Hi, nice blog! picked up some really interesting points
I see where you’re coming from on in this one. Personally I’m taking a bit of a different line though and aiming to max out my child’s junior ISA every year assuming I can spare the £9k to do so. My thinking is that if I can get her up to a decent sum of capital early on in her life she will benefit from an entire lifetime of tax free compounding on that initial capital.
Super simplistically assuming a 5% real return:
With £9k added per year from ages 0-18 the Junior ISA compounds to £265k by age 18
Then assuming £20k is added per year from ages 19-65 the ISA compounds to £6.37m by 65.
Alternatively a 19 year old starting an ISA from scratch and adding the full £20k per year the ISA compounds to £3.74m by 65
So the £162,000 total I put into her Junior ISA means her ISA account is worth £2.63m more (in todays money) by the time she reaches 65
Of course it will never happen like this, ISA limits will change, she might spank the £265k on a vegas trip the day she turns 18, what 19 year old can save 20k into an ISA etc etc but the basic thesis around maximising the length of time compounding can do its works makes sense I think!
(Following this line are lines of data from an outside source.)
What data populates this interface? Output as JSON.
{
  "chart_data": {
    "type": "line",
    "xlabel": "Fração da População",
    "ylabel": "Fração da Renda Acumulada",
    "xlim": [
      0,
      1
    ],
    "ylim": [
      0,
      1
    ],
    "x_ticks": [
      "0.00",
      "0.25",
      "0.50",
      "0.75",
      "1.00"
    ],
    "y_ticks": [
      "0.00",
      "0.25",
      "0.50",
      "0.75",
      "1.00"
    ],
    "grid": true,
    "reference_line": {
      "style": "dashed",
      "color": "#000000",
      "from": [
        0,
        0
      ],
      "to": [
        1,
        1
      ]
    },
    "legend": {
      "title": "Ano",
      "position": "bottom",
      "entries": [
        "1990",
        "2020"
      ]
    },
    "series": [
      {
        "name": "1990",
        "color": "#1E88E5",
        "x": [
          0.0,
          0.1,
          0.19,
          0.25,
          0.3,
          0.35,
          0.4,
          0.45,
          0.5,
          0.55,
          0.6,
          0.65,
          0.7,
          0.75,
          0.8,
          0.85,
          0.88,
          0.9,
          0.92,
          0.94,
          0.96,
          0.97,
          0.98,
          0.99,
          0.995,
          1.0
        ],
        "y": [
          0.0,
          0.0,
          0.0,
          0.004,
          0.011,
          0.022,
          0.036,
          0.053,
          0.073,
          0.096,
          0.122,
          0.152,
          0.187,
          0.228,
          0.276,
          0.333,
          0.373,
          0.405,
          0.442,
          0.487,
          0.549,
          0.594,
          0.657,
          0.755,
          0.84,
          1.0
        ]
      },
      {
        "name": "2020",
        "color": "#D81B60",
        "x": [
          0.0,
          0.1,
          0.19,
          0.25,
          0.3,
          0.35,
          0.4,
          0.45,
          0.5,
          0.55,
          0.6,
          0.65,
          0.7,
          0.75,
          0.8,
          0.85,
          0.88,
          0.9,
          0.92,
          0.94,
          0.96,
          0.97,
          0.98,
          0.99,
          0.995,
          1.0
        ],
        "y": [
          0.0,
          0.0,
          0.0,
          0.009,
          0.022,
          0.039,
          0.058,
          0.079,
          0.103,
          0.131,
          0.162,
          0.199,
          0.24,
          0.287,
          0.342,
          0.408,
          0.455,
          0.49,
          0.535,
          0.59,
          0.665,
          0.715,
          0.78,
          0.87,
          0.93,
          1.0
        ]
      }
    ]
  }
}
I think it makes total sense, as long as you are comfortable locking up the cash until your child turns 18 – and relinquishing control after that.
If I’m thinking long-term (which you are), I’d rather get the massive boost to my pension (subject to the lifetime allowance) and follow that up with maxing out my own ISA. Of course, there are inheritance tax issues to work through as well.
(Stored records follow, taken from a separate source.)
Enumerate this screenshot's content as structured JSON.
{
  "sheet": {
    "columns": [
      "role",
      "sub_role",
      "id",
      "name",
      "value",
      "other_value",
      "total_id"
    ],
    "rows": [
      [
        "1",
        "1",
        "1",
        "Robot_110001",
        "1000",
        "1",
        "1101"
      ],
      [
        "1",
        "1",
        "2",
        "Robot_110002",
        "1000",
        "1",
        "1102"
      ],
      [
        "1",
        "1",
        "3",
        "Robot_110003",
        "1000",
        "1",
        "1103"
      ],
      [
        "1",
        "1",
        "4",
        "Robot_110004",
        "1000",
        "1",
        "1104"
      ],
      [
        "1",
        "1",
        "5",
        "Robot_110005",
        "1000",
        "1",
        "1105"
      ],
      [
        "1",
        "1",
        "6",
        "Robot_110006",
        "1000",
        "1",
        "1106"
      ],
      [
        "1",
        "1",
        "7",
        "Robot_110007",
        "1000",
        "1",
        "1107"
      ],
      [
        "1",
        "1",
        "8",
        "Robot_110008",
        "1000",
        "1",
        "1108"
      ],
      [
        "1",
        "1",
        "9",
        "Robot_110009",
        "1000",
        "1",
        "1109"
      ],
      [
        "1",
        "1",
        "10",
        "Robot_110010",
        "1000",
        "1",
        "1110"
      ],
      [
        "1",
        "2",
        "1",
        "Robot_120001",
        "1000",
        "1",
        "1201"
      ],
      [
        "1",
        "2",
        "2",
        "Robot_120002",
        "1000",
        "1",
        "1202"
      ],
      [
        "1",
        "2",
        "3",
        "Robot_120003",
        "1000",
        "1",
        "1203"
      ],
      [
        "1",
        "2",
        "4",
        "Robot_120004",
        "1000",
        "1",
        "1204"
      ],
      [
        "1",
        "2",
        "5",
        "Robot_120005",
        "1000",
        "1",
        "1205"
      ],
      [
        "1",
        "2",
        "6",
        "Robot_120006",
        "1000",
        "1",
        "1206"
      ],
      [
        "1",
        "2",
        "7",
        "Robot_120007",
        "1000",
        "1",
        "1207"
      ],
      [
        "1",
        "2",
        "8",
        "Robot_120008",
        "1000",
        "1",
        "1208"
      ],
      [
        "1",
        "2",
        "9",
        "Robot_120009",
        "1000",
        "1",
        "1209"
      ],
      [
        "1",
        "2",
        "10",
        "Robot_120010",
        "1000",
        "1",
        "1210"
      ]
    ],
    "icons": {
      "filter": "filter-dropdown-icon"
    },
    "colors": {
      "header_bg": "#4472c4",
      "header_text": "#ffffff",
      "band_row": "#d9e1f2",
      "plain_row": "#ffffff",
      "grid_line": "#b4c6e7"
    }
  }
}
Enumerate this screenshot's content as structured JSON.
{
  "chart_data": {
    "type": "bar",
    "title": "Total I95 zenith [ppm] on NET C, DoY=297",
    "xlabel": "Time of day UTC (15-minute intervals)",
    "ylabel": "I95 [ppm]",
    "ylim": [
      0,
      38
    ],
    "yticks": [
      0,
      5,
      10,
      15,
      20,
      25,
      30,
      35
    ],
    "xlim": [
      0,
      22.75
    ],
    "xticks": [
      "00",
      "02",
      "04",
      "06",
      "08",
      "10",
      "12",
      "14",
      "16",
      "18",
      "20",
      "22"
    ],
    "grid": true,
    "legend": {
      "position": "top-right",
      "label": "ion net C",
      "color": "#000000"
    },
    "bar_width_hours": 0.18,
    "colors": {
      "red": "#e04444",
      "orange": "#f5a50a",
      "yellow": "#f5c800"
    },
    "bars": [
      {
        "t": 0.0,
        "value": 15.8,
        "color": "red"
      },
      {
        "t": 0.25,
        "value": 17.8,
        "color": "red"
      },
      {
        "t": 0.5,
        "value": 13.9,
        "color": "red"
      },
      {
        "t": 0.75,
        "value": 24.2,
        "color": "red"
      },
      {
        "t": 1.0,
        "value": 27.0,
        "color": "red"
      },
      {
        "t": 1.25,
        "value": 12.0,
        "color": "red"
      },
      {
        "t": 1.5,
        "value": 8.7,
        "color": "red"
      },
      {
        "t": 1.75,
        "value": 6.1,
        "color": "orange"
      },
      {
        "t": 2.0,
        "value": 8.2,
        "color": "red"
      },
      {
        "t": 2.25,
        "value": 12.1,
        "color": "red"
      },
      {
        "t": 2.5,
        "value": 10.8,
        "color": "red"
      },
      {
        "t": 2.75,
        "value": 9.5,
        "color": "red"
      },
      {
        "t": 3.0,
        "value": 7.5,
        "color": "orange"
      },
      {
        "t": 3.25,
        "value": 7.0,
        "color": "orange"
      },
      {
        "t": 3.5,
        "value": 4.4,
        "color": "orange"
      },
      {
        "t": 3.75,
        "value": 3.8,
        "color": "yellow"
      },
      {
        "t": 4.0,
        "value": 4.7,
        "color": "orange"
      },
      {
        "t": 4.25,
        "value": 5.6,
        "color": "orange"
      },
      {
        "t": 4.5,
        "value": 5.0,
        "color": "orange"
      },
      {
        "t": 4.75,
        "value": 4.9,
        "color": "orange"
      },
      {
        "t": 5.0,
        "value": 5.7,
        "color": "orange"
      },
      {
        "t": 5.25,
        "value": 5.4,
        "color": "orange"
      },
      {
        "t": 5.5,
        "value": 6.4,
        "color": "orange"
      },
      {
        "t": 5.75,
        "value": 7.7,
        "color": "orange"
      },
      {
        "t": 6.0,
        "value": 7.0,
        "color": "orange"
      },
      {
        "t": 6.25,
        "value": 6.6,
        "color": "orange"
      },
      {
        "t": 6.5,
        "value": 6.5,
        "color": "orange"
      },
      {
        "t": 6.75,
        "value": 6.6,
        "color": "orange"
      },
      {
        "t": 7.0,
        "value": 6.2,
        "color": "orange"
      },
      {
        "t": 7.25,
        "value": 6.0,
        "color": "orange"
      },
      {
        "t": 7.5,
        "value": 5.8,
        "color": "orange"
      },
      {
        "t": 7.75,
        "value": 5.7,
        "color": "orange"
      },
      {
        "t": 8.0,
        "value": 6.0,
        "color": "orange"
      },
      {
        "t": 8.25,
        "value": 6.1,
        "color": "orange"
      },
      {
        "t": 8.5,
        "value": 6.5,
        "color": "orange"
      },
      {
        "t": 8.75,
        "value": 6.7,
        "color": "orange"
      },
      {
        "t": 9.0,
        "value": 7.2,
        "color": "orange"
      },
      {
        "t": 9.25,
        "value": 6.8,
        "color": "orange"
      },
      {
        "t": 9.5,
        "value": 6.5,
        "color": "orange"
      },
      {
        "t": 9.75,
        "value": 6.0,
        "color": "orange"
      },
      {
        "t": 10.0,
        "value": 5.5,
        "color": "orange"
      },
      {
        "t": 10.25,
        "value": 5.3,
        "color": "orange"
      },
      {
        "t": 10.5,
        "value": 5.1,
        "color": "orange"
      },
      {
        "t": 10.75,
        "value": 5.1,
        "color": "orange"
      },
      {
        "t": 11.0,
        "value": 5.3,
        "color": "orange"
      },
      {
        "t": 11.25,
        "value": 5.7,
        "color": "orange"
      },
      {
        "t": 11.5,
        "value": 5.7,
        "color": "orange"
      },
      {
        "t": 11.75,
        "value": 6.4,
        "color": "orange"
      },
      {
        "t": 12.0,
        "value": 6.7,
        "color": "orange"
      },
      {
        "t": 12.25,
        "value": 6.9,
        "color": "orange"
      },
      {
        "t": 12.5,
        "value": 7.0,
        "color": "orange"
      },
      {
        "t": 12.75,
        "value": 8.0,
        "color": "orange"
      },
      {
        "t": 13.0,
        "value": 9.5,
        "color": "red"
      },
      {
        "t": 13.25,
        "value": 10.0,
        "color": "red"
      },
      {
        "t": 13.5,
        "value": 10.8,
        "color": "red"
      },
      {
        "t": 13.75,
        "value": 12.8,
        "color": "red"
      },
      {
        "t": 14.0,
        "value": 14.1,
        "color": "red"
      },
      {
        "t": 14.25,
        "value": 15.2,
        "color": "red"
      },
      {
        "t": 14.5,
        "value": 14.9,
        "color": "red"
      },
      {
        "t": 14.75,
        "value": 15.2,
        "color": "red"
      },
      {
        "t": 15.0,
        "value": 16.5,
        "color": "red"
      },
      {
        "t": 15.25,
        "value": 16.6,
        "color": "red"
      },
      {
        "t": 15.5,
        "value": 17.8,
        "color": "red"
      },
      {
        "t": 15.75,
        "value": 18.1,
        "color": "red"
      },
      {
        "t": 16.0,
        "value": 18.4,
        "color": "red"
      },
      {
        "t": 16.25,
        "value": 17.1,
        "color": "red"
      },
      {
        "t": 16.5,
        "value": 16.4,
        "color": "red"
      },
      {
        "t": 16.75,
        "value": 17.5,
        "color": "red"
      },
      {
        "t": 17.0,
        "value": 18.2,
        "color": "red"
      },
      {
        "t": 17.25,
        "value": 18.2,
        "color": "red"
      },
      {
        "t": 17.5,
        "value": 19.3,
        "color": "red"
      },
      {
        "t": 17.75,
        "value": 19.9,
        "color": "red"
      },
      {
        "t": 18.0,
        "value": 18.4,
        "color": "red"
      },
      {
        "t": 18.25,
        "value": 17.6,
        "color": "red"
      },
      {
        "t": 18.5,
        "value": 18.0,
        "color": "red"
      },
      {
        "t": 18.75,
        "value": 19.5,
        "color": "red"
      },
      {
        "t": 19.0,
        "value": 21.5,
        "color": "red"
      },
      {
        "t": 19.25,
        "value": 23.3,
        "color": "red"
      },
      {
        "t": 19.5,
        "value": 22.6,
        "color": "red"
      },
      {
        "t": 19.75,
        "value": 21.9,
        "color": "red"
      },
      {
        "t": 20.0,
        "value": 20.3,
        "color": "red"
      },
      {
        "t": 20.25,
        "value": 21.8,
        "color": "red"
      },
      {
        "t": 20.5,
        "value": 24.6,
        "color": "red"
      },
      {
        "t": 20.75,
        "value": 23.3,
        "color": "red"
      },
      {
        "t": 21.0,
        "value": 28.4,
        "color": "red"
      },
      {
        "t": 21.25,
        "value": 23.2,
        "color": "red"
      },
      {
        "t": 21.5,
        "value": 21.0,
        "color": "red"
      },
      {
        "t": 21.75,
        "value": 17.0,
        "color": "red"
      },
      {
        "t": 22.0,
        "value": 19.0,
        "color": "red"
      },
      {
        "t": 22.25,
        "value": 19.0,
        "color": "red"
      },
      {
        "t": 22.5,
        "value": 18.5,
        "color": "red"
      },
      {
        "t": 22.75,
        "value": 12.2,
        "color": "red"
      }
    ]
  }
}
Ultimately, it’s down to a matter of preference. The one thing that applies regardless is the power of compounding over time, as illustrated by your calculations above.
I always thought a LISA was bad for high rate tax payers because the benefits of Salary Sacrifice is 40% savings, whereas LISA benefits are just 25% “return” of your post-tax salary. Isn’t it better to just Salary Sacrifice and not use LISA? unless I’m missing the step which is Salary Sac the first £40k for the year and then use LISA?
Unless you are a higher or add’l rate taxpayer, always better to max out your pension before contributing to LISA. Possibly true for basic rate taxpayers as well given a break on NI.